Using DoH over anonymizing proxy services such as Tor would also achieve the desired goal of separating query origins from their contents. However, there are several reasons why such systems are undesirable in comparison Oblivious DoH:
-
Tor is also meant as a generic connection-level anonymity system, and thus seems overly complex and costly for the purpose of proxying individual DoH queries. In contrast, Oblivious DoH is a lightweight extension to standard DoH, implemented as an application-layer proxy, that can be enabled as a default mode for users which need increased privacy.
-
As a one-hop proxy, Oblivious DoH encourages connection-less proxies to mitigate client query correlation with few round-trips. In contrast, multi-hop systems such as Tor often run secure connections (TLS) end-to-end, which means that DoH servers could track queries over the same connection. Using a fresh DoH connection per query would incur a non-negligible penalty in connection setup time.
This document registers a new media type, "application/oblivious-dns-message".
Type name: application
Subtype name: oblivious-dns-message
Required parameters: N/A
Optional parameters: N/A
Encoding considerations: This is a binary format, containing encrypted DNS requests and responses, as defined in this document.
Security considerations: See this document. The content is an encrypted DNS message, and not executable code.
Interoperability considerations: This document specifies format of conforming messages and the interpretation thereof.
Published specification: This document.
Applications that use this media type: This media type is intended to be used by clients wishing to hide their DNS queries when using DNS over HTTPS.

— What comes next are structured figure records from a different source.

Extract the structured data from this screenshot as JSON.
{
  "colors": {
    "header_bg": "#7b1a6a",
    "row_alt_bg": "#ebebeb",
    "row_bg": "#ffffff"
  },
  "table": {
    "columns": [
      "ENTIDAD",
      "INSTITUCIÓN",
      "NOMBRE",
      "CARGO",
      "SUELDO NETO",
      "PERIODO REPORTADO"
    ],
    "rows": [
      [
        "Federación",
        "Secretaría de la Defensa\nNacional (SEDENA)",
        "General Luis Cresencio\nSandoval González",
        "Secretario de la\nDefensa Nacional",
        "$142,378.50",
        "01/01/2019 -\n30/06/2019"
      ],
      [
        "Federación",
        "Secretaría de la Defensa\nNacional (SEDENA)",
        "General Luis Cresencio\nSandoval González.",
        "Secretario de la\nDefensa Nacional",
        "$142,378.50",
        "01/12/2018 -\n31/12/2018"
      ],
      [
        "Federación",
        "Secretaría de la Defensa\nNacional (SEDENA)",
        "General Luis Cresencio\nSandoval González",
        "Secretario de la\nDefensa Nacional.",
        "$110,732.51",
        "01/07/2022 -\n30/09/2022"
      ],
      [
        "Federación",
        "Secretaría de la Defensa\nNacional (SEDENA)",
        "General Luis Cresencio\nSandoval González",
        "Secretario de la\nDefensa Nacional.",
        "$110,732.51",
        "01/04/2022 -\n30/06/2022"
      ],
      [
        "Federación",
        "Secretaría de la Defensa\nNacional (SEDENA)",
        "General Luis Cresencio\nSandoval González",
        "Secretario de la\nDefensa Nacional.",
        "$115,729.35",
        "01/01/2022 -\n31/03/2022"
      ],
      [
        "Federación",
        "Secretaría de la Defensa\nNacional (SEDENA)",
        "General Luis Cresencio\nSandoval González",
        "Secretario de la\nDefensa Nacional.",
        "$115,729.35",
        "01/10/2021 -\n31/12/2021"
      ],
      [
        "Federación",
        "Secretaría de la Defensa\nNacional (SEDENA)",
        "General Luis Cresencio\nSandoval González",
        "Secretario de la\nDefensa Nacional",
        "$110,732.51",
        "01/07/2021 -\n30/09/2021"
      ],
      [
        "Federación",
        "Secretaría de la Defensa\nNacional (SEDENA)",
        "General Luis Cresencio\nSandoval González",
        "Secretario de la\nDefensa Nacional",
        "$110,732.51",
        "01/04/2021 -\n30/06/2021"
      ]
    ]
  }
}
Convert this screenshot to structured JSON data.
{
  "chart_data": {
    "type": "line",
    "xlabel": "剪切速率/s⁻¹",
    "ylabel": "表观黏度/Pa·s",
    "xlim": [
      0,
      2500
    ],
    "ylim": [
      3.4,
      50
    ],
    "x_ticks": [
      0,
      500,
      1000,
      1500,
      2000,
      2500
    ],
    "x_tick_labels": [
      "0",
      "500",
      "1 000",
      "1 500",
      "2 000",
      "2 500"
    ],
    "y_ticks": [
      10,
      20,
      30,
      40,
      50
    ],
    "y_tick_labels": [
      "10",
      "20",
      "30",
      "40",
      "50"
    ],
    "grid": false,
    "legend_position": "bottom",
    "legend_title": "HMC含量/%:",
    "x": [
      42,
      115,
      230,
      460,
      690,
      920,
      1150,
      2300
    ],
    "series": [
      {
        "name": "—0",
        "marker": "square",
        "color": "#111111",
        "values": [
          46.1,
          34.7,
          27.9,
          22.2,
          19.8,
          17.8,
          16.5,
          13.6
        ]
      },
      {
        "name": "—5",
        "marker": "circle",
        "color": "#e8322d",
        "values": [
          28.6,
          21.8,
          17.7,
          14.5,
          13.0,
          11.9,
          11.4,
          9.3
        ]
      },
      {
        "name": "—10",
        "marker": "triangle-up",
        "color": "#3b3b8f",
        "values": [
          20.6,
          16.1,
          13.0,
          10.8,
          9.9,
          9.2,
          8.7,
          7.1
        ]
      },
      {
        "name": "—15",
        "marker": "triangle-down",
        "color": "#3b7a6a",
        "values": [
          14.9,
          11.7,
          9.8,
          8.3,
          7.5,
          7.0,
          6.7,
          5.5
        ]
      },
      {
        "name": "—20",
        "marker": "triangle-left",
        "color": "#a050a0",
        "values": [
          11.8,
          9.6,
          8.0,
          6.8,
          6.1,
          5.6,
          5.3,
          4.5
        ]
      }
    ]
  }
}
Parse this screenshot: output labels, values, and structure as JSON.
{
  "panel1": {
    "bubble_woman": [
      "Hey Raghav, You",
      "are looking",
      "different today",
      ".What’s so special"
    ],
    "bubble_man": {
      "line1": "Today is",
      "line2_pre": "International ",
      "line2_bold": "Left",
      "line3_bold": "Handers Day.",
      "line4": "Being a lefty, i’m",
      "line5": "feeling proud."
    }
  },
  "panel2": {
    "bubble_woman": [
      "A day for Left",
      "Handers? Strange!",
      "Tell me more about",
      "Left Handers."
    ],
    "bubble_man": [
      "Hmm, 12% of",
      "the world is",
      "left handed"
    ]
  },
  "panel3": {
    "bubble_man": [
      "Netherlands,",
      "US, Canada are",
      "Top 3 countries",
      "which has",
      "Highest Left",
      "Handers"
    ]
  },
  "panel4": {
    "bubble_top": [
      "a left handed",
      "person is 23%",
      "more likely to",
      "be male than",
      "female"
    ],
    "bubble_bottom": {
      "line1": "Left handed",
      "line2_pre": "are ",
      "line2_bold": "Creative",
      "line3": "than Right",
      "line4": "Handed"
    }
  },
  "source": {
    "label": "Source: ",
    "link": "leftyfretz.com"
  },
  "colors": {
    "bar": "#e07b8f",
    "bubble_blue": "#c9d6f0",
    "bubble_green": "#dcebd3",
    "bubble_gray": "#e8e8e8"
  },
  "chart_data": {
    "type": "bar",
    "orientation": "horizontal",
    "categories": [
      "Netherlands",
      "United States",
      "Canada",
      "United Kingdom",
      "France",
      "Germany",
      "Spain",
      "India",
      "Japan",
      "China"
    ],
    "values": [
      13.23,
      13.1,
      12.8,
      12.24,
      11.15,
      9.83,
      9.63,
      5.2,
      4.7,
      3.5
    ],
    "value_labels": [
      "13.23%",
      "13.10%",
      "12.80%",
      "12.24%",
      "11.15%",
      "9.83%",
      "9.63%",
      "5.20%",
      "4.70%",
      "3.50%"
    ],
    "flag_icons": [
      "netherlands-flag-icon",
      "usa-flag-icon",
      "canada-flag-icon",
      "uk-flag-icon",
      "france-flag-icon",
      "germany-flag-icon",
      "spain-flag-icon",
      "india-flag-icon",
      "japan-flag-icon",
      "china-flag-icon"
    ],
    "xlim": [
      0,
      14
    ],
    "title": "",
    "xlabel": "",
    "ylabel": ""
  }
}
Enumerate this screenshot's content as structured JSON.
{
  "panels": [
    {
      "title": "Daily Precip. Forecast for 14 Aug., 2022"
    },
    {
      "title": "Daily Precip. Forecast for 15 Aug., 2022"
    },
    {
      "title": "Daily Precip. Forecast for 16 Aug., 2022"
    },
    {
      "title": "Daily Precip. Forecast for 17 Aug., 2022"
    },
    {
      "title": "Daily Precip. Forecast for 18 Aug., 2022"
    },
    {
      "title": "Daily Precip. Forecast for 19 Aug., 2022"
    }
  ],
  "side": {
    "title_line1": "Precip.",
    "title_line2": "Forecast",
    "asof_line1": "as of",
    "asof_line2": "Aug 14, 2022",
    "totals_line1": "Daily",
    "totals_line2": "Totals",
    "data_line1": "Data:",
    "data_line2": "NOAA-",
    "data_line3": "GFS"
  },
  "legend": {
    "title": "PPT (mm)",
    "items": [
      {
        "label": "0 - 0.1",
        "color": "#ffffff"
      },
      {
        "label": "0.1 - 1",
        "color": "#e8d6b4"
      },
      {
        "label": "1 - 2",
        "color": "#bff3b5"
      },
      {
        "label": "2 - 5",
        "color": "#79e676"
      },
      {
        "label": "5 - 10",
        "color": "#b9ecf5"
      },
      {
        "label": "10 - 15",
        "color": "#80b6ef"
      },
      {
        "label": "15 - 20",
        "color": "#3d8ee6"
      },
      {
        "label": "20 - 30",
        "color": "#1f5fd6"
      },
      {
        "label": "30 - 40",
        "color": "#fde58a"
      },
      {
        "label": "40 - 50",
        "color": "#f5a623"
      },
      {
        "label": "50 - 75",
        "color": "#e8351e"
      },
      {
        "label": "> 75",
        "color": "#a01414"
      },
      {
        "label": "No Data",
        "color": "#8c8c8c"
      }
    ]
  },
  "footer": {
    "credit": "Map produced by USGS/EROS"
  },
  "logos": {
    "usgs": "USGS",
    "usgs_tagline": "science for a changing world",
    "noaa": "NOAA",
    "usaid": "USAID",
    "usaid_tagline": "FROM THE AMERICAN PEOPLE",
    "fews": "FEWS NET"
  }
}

Additional information: None
Person and email address to contact for further information: See Authors' Addresses section
Intended usage: COMMON
Restrictions on usage: None
Author: IETF
Change controller: IETF
This document defines one new key to be added to the Service Binding (SVCB) Parameter Registry {{!I-D.ietf-dnsop-svcb-https}}.
Name: : odohconfig
SvcParamKey: : odohconfig
Meaning: : Public key configuration used for encrypting Oblivious DoH messages
Reference: : This document.
This work is inspired by Oblivious DNS {{?I-D.annee-dprive-oblivious-dns}}. Thanks to all of the authors of that document. Thanks to Frederic Jacobs, Elliot Briggs, Paul Schmitt, Brian Swander, and Tommy Jensen for the feedback and input.